What are the colors of her stamps, and what is the situation?

[novellabelle]

There is no specification of the two stamps distributed to each person being the same color.

[PookaDot]

That doesn't have to stipulated. If you draw out all the possibilities, this is the only stamp distribution in which one of the three would know without all three knowing. It takes a bit but it's worth it.

[DarkSpin21]

or you can think that the answer would not be able to be determined between red-red and green-green therefore must be red-green

[coolastro1016]

she can as long as the other 2 ladies had 2 of the same colors on there heads and if they had the same colors. So if Lady a and c both had double red then b could say for sure that she had 2 green because all 4 red would be exposed. This is the only way because of the person holding 2 in his hand. If the 2 other ladies have red-Green that leaves 2 left of each color and so the hand can have green green or red red or red green but it's impossable to tell. You would need to know whats in the hand to answer.

we need to know the stamps on the other 2 ladies heads.

[anuraag]

the only possibility is red and green on each

[bkaps44]

we don't need to know the stamps on the other ladies heads. the key here is that it took 'B' a second turn to realize the answer. if both other ladies had the same color, she would've known the answer immediately. since she was able to deduce the colors of the stamps on her head, this is the only situation where she could've done so.

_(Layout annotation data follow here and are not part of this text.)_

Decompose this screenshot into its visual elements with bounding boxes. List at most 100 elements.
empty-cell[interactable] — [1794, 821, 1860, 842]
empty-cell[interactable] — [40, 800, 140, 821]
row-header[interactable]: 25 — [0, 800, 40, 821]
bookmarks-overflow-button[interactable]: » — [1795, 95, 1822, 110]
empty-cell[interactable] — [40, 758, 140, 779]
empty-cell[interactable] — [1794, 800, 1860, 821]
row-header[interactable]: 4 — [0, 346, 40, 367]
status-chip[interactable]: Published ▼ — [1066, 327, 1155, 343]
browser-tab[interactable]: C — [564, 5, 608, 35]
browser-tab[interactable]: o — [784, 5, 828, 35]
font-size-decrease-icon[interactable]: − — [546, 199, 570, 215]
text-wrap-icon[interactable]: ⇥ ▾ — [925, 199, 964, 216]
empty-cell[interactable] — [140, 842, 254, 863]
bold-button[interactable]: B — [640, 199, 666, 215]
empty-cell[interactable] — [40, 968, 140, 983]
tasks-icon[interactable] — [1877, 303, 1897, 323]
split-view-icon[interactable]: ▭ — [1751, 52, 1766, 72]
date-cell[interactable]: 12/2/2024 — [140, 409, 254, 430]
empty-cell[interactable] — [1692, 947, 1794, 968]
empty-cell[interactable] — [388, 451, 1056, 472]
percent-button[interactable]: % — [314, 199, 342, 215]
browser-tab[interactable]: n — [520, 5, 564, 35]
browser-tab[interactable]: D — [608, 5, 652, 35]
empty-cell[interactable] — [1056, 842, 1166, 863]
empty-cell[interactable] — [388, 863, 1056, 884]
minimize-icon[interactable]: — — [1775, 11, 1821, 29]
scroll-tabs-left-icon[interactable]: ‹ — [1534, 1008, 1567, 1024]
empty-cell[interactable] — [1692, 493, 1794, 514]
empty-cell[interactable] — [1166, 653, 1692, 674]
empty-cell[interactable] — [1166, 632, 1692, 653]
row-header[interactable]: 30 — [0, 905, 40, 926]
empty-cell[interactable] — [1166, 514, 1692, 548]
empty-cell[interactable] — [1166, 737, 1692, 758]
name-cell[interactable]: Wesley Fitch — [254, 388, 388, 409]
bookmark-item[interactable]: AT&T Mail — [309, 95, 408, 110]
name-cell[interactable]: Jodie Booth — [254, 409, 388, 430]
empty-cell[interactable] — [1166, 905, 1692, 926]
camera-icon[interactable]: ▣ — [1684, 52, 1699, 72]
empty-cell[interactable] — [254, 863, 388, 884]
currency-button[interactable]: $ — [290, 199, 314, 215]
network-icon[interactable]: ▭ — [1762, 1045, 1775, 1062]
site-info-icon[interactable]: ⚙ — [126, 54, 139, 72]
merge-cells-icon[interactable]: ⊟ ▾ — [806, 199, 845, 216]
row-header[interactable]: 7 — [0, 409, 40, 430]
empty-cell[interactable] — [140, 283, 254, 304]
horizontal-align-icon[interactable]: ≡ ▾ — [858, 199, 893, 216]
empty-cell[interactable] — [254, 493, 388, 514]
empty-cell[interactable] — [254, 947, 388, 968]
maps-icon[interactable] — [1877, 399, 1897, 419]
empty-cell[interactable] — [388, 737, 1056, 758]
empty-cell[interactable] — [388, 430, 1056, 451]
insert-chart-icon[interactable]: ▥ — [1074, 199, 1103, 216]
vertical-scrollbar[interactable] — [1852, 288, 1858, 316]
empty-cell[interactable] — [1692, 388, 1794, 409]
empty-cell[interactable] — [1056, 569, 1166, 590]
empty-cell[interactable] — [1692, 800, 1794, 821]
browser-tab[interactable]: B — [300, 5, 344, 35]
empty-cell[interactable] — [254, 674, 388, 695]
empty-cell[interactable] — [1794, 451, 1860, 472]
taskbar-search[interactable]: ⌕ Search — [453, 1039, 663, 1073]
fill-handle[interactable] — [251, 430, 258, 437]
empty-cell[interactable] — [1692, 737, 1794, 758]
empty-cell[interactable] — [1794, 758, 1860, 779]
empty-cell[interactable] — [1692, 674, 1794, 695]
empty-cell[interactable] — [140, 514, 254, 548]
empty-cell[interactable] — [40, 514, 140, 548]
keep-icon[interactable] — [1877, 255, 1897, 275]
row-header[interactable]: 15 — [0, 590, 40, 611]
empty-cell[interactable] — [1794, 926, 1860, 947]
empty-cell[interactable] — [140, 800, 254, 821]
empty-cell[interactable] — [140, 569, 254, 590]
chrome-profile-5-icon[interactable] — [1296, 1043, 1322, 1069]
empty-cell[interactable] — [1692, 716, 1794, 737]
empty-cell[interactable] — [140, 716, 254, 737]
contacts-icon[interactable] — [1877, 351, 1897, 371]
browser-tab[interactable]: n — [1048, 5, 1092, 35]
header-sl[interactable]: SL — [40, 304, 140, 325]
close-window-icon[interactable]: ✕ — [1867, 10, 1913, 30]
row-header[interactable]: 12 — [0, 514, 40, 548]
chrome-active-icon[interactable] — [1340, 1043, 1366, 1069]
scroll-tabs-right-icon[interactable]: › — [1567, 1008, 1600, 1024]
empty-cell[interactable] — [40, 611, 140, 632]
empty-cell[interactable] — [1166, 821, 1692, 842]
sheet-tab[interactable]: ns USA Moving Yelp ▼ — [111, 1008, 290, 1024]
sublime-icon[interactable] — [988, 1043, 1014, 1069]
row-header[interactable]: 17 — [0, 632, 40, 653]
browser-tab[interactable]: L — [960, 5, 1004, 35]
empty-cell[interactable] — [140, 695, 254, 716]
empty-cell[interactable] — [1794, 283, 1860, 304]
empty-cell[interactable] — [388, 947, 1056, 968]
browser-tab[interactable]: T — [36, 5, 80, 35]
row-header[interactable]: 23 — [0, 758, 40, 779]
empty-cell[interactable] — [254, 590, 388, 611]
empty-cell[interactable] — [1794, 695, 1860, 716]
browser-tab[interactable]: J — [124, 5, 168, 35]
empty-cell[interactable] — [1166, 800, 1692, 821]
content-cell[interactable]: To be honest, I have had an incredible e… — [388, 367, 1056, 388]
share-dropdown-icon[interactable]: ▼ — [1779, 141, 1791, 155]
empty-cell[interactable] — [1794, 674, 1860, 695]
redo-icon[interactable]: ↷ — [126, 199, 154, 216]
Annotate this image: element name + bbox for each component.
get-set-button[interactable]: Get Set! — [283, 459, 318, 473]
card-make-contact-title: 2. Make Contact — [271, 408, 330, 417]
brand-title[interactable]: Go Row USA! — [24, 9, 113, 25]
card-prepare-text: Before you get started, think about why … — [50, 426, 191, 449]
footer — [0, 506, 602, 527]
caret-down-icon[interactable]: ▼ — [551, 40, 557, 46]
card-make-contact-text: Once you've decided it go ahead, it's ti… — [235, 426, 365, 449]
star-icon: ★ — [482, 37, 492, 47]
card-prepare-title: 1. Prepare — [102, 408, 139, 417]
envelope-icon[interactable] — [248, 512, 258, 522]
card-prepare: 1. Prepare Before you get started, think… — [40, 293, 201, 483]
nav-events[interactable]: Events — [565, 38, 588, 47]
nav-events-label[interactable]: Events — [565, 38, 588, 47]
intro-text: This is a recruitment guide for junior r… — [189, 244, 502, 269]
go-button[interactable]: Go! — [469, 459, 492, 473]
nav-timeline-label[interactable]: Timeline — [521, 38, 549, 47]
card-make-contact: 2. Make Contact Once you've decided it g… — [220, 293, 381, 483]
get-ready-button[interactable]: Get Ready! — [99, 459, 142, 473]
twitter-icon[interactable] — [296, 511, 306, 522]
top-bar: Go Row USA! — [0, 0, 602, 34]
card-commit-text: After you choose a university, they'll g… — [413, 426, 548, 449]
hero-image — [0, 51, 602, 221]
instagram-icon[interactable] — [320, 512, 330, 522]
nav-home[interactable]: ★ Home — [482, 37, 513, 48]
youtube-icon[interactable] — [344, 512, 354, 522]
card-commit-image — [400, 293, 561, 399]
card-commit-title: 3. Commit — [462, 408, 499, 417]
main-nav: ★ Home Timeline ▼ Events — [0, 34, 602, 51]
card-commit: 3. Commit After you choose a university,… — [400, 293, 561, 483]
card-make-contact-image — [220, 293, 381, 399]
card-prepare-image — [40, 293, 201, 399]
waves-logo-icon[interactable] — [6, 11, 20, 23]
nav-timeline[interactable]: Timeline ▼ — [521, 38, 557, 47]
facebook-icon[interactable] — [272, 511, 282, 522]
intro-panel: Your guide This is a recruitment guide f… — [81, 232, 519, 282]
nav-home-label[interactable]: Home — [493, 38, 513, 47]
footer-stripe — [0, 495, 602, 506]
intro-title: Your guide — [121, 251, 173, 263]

A goes first (with either red-red or green-green) - sees a situation she cannot solve.

B goes next, sees A (with RR or GG) and MUST then see C (with the opposite of A). B cannot know for sure her own stamps.

C goes, sees A (RR or GG) and B (unknown). Since C does not answer, we can infer that B does not have the same color as A. B realizes this, and now knows that since neither A nor C stated their own colors, B must have one of each. B then answers the next time around.

[dsu]

Only for those who haven't figured it out completely yet:

If two or three persons have one of each color (RG), then nobody can say one's own color in any number of tries.

If two people have both same-colored stamps on their head (RR RR or GG GG), the third will have the answer instantly.

Only if one has same-colored and another the opposite but same-colored stamps (RR and GG) on their head can the third person (with different colored or RG) have the answer on her second try.

[Slick_Rick9009]

Quote

Only for those who haven't figured it out completely yet:

If two or three persons have one of each color (RG), then nobody can say one's own color in any number of tries.

If two people have both same-colored stamps on their head (RR RR or GG GG), the third will have the answer instantly.

Only if one has same-colored and another the opposite but same-colored stamps (RR and GG) on their head can the third person (with different colored or RG) have the answer on her second try.

What you said is exaactly how we know that that isn't the case. She DID know the answer and that is how you figure out how she knew.

[Stickguy999]

...umm what? didnt quite understand that one